Artificial Intelligence in Medical Imaging: Analyzing the Performance of ChatGPT and Microsoft Bing in Scoliosis Detection and Cobb Angle Assessment

Artur Fabijan,Agnieszka Zawadzka-Fabijan,Robert Fabijan,Krzysztof Zakrzewski,Emilia Nowosławska,Bartosz Polis
DOI: https://doi.org/10.3390/diagnostics14070773
IF: 3.6
2024-04-06
Diagnostics
Abstract:Open-source artificial intelligence models (OSAIM) find free applications in various industries, including information technology and medicine. Their clinical potential, especially in supporting diagnosis and therapy, is the subject of increasingly intensive research. Due to the growing interest in artificial intelligence (AI) for diagnostic purposes, we conducted a study evaluating the capabilities of AI models, including ChatGPT and Microsoft Bing, in the diagnosis of single-curve scoliosis based on posturographic radiological images. Two independent neurosurgeons assessed the degree of spinal deformation, selecting 23 cases of severe single-curve scoliosis. Each posturographic image was separately implemented onto each of the mentioned platforms using a set of formulated questions, starting from 'What do you see in the image?' and ending with a request to determine the Cobb angle. In the responses, we focused on how these AI models identify and interpret spinal deformations and how accurately they recognize the direction and type of scoliosis as well as vertebral rotation. The Intraclass Correlation Coefficient (ICC) with a 'two-way' model was used to assess the consistency of Cobb angle measurements, and its confidence intervals were determined using the F test. Differences in Cobb angle measurements between human assessments and the AI ChatGPT model were analyzed using metrics such as RMSEA, MSE, MPE, MAE, RMSLE, and MAPE, allowing for a comprehensive assessment of AI model performance from various statistical perspectives. The ChatGPT model achieved 100% effectiveness in detecting scoliosis in X-ray images, while the Bing model did not detect any scoliosis. However, ChatGPT had limited effectiveness (43.5%) in assessing Cobb angles, showing significant inaccuracy and discrepancy compared to human assessments. This model also had limited accuracy in determining the direction of spinal curvature, classifying the type of scoliosis, and detecting vertebral rotation. Overall, although ChatGPT demonstrated potential in detecting scoliosis, its abilities in assessing Cobb angles and other parameters were limited and inconsistent with expert assessments. These results underscore the need for comprehensive improvement of AI algorithms, including broader training with diverse X-ray images and advanced image processing techniques, before they can be considered as auxiliary in diagnosing scoliosis by specialists.

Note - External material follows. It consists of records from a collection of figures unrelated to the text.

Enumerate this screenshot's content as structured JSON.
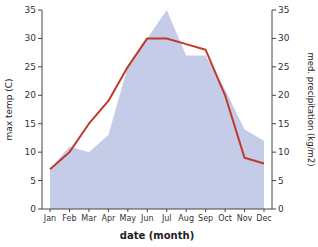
{
  "chart_data": {
    "type": "line",
    "categories": [
      "Jan",
      "Feb",
      "Mar",
      "Apr",
      "May",
      "Jun",
      "Jul",
      "Aug",
      "Sep",
      "Oct",
      "Nov",
      "Dec"
    ],
    "xlabel": "date (month)",
    "ylabel": "max temp (C)",
    "y2label": "med. precipitation (kg/m2)",
    "series": [
      {
        "type": "area",
        "axis": "y2",
        "color": "#c5cce8",
        "values": [
          7,
          11,
          10,
          13,
          25,
          30,
          35,
          27,
          27,
          21,
          14,
          12
        ]
      },
      {
        "type": "line",
        "color": "#c0392b",
        "values": [
          7,
          10,
          15,
          19,
          25,
          30,
          30,
          29,
          28,
          20,
          9,
          8
        ]
      }
    ],
    "ylim": [
      0,
      35
    ],
    "yticks": [
      0,
      5,
      10,
      15,
      20,
      25,
      30,
      35
    ],
    "y2lim": [
      0,
      35
    ],
    "y2ticks": [
      0,
      5,
      10,
      15,
      20,
      25,
      30,
      35
    ],
    "grid": false
  }
}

medicine, general & internal
What problem does this paper attempt to address?
The problem that this paper attempts to solve is to evaluate the performance of artificial intelligence models in medical imaging, especially the performance of ChatGPT and Microsoft Bing in detecting scoliosis and measuring the Cobb angle. Specifically, the researchers wanted to verify the following hypothesis: - **H1**: All selected AI models can accurately identify scoliosis based on radiological images. To verify this hypothesis, the researchers selected radiological images of 23 severe single - curve scoliosis cases and tested them on the ChatGPT and Microsoft Bing platforms respectively through a series of preset questions. These tests aimed to evaluate the performance of AI models in the following aspects: 1. **Identification of spinal deformity**: Can the AI model effectively identify spinal deformity? 2. **Judgment of scoliosis direction**: Can the AI model accurately identify the direction of scoliosis (left or right)? 3. **Classification of scoliosis type**: Can the AI model correctly classify the type of scoliosis (such as C - shape)? 4. **Detection of vertebral rotation**: Can the AI model accurately detect the rotation of the vertebral body? 5. **Measurement of Cobb angle**: How accurate is the AI model in measuring the Cobb angle? The research results show that ChatGPT performs well in detecting scoliosis and successfully identifies scoliosis in all 23 images, but has limited effectiveness in measuring the Cobb angle. It only attempts to measure in 43.5% of the images and there are significant inaccuracies and differences. In contrast, Microsoft Bing fails to identify scoliosis in any of the images. These results emphasize the potential of current AI algorithms in assisting the diagnosis of scoliosis, but also point out areas that need further improvement, especially in terms of improving the accuracy and consistency of the algorithms. This includes the application of a broader training data set and advanced image processing techniques.